The thing is, despite however lase fa ire I am about it, every time I get a twinge in my stomach, or a mild cramp, I'm certain it's cells reproducing rapidly and trying to implant. And I can't help but think "okay, waiting time". Wait to see if I see red. Or instead, if I feel nauseous. (As if it would come that fast.) Should I have that beer with dinner, or hold off? Do I buy tests from the store if they're Buy One Get One Free? If the first test is "no", should I believe it, or try again the next day? Wait until Nick is home from work, or do it myself?

It's a huge freaking deal. Right? I mean, it's completely and utterly life-changing, in a way I can't yet comprehend. But I've heard enough people say so, so it's got to be true.

[Post picked up again on 7/10/09, five days after I learn I am pregnant.]

We took a test on Friday morning. I predicted that I was about 3-4 days from my period, so maybe the test will tell us something. "Up to 5 days before your missed period", the packaging claims. I pee, see nothing, really. Maybe a piece of dust or something, the tiniest of tiny hint of a shadow wanting to be a shadow. But really, it's negative and we don't even think anything of it. Surprisingly, I'm not disappointed, but Nick hugs me anyway.

Took another one on Saturday morning. Wait a minute... that may be the faintest of lines. Barely anything. Like, 2% shaded line. Eh, discard.

Sunday, just enjoy the day. Don't think about babies, cells, pregnancy. I'll probably get my period early next week. (Yay, cramps at work!)

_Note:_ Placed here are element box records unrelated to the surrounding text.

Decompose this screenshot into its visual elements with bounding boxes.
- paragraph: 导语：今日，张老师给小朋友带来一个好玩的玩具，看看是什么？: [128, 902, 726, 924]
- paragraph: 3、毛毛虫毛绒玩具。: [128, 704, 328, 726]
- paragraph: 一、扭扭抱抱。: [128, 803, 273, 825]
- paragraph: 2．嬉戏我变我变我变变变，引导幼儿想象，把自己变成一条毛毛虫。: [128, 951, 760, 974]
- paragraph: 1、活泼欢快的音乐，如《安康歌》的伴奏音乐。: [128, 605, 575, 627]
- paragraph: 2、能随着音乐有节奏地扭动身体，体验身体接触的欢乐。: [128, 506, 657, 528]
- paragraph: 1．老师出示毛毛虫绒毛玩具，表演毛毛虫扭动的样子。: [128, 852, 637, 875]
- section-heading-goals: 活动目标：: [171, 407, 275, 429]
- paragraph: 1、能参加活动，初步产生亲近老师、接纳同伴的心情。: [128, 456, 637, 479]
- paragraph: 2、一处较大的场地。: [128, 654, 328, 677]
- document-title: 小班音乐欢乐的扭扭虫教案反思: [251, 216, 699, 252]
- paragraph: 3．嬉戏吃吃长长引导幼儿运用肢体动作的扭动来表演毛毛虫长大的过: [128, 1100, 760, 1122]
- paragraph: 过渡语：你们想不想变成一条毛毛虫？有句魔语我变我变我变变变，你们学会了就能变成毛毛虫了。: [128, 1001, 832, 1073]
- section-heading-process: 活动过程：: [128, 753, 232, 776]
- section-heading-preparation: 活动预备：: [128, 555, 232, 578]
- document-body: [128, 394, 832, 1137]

Monday, after work. I pee on the stick, place the cap back on it, and hand it to Nick. I join him by the sink, washing my hands. I don't even look at the test. "I see a line!" Nick says, almost like Seinfeld would. "No you don't" I retort back. Except, he wasn't joking. There is a line. About 30% shaded line, but a line. We re-read the instructions (how hard can it be?) and see a graphical interpretation from the manufacturer. Basically, they say "if it looks like it could be a line, it's a line." They say "if you think you see a line, it's a line." They say "you are pregnant, Lindsay, that is definitely a line".

Holy fucking shit. I'm knocked up!

The next thirty minutes are bizarre to me. I'm happy and excited, scared shitless, already feeling anxious (I have to squeeze WHAT out of WHERE?), and completely stuptefied. What do we do now? I feel like there's some sort of paperwork I'm supposed to fill out or something. Do I have to alert the government? Big Brother? Make an appointment with a doctor for the next day? I realize I'm jumping the gun, but what the hell do I do now?